Dash cam usage does come with some legal caveats. Make sure you understand the laws where you travel:

  • Some two-party consent states restrict recording people without permission. Keep audio off when driving with passengers.
  • Displaying or obscuring your license plate when required is illegal. Avoid plate covers and be mindful of trailer hitch concealment.
  • Distracted driving laws may apply to tapping on screens or viewing footage underway. Use voice commands when possible.
  • Local ordinances may prohibit cameras sticking on glass visible from outside due to privacy concerns. Check regulations.
  • Know your rights and obligations if involved in an accident. Informing the other party they are being recorded is recommended.

In general, use common sense and avoid adjusting your system while driving. Mount it responsibly so as not obstruct your view. Driving safely trumps recording video.

I keep audio muted and avoid checking video until stopped. Following basic rules keeps your dash cam from causing legal headaches down the road.

Top Dash Cam Picks for RVs

Now let’s look at two great dash cam options I recommend based on quality and value. Either is a solid choice for your RV.

Garmin Dash Cam 67W

The Garmin 67W packs helpful features into an easy-to-use package.

Key Specs:

  • Resolution: 1440p
  • Viewing Angle: 180 degrees
  • Night Vision: Sony Exmor sensor
  • GPS: Built-in with tracking
  • WiFi: Yes, with smartphone app

Despite the high resolution, a compact design profiles cleanly on your windshield. The extra-wide 180° lens ensures full coverage around the RV.

You can overlay speed and GPS data like a standalone nav unit thanks to the built-in antenna. GPS tracking records trip routes that you can replay later.

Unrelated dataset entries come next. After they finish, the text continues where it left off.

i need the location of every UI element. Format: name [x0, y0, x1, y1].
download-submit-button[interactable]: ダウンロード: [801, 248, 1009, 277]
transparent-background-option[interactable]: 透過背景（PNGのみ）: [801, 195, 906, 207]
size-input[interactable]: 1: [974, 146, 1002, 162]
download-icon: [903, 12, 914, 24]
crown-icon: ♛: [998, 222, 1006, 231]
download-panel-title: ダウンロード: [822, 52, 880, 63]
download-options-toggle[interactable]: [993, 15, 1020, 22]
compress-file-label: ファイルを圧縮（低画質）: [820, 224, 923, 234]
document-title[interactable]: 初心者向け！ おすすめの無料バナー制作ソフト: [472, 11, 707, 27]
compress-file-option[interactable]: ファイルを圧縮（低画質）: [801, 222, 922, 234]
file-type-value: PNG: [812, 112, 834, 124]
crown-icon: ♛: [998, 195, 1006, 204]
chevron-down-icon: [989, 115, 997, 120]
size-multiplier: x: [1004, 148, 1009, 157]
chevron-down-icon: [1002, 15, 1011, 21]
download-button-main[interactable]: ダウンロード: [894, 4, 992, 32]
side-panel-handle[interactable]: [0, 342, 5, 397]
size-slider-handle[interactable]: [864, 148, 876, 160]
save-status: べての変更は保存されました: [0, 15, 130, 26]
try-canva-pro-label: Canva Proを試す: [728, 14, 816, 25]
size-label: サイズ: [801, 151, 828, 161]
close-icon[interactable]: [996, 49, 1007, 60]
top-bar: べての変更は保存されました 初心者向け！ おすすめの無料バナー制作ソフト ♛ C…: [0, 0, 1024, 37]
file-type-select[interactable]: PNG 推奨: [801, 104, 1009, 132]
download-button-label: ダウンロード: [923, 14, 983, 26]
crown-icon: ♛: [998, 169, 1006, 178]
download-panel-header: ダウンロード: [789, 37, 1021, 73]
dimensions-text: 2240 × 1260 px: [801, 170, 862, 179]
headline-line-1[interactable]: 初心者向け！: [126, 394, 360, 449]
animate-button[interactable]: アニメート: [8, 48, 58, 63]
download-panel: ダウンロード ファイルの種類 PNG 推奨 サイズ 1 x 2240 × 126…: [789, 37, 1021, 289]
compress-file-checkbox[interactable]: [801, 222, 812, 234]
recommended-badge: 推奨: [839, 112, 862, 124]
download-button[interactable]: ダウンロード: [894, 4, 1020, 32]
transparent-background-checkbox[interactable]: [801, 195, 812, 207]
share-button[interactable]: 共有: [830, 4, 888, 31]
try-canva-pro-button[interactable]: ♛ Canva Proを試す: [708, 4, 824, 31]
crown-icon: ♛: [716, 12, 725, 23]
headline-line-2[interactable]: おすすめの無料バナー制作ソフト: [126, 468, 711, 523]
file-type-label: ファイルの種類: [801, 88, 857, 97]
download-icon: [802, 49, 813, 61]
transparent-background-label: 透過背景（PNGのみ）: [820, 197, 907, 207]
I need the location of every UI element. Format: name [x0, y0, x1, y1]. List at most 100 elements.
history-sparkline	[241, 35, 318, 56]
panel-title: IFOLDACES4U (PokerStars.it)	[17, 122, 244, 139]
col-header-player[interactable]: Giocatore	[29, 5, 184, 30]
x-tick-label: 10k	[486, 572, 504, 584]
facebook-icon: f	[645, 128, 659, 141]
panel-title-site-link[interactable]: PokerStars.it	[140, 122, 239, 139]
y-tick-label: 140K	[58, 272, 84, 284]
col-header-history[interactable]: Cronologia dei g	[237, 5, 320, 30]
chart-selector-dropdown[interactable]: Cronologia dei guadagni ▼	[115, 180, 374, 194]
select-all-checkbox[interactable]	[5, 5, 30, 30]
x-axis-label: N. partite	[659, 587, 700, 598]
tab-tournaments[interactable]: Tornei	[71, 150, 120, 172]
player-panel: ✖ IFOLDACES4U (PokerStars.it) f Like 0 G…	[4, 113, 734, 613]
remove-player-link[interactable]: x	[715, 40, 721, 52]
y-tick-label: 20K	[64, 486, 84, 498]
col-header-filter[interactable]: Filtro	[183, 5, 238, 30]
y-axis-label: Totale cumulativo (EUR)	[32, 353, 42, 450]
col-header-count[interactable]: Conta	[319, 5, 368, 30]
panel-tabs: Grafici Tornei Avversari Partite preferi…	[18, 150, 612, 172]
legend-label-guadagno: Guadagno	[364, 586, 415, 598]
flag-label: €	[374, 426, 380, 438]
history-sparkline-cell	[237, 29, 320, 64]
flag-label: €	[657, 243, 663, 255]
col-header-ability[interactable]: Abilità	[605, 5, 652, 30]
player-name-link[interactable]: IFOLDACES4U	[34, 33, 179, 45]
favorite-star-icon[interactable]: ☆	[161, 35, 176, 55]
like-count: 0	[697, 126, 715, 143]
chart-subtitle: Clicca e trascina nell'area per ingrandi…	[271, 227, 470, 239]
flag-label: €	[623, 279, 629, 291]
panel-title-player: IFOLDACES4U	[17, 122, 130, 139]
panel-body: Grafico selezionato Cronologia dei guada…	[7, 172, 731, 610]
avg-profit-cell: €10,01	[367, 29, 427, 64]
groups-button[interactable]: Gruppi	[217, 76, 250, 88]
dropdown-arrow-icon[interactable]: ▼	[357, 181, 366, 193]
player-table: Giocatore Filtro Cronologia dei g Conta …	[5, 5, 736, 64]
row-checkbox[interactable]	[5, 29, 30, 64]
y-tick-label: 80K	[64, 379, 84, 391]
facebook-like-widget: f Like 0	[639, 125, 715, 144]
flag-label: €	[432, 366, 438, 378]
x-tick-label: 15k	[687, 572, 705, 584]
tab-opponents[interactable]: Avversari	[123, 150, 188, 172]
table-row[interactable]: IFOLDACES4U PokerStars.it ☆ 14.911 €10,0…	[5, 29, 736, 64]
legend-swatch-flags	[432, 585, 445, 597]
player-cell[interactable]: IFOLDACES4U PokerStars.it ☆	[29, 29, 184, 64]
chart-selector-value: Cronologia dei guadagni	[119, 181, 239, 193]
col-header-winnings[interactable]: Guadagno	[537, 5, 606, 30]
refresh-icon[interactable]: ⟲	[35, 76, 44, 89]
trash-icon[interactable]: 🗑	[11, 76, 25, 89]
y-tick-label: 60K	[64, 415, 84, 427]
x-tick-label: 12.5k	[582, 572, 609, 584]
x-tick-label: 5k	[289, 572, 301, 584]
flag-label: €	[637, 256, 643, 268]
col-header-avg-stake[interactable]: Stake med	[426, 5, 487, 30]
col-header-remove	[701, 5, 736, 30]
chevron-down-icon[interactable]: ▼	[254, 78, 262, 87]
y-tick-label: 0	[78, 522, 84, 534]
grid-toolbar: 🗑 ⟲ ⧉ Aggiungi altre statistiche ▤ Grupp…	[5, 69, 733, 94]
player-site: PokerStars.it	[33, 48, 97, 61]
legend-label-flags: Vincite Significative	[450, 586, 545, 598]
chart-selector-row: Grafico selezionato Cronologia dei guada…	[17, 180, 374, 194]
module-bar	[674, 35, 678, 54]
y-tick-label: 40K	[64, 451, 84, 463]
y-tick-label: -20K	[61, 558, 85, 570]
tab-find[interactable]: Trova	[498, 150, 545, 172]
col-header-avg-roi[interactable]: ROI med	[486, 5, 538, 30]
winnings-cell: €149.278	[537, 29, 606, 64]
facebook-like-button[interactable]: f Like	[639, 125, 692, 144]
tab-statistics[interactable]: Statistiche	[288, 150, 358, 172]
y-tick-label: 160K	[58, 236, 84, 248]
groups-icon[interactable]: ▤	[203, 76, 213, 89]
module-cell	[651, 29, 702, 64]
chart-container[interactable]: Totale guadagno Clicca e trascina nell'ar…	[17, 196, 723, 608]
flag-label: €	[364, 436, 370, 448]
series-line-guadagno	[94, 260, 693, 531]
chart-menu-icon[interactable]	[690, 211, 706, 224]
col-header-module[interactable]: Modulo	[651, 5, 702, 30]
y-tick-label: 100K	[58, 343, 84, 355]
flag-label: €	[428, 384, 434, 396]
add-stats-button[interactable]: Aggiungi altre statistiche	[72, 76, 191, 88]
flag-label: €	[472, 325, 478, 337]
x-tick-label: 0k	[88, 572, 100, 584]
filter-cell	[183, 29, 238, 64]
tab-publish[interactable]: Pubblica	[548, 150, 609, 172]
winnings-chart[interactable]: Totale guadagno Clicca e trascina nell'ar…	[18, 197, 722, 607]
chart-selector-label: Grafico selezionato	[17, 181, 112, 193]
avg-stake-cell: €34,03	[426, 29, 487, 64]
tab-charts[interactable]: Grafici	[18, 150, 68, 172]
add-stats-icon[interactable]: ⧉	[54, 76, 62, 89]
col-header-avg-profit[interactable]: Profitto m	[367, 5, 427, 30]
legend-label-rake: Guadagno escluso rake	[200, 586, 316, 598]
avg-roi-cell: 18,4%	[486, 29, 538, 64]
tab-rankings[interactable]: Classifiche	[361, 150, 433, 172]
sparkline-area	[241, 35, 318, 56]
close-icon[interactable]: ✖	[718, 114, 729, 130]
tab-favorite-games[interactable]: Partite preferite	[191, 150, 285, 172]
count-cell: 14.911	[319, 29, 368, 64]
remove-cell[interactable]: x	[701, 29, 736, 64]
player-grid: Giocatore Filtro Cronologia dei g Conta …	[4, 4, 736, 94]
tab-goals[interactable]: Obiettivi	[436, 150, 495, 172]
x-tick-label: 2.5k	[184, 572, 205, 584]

Excellent night video from the Sony sensor provides peace of mind on dark highways. Reviewing footage is a breeze with the wireless connectivity and Garmin’s intuitive smartphone app.

BlackVue DR750X-1CH

Serious road warriors will appreciate the robust capabilities of the BlackVue DR750X-1CH.

Key Features:

  • Resolution: 1920 x 1080 Full HD @ 60 FPS
  • Viewing Angle: 129 degrees
  • Night Vision: Sony STARVIS CMOS sensor
  • GPS: Yes, with speed alerts
  • WiFI: Yes, with cloud storage

A high 60FPS frame rate makes video buttery smooth in full 1080p. The 129° viewing angle still catches important blind spots.

Like the Garmin, a Sony STARVIS sensor ensures excellent night vision. GPS with speed limit warnings helps avoid tickets.

The BlackVue really shines with advanced monitoring via the app and over-the-air video backups. You can check in live anytime and know footage is safe in the cloud.

Overall the BlackVue is the ultimate dash cam if you demand top-of-the-line features. Though advanced capabilities come at a premium price.

Advanced additions like GPS, rear cameras and WiFi extend your dash cam’s capabilities. But even budget-friendly models provide essential protection and peace of mind behind the wheel.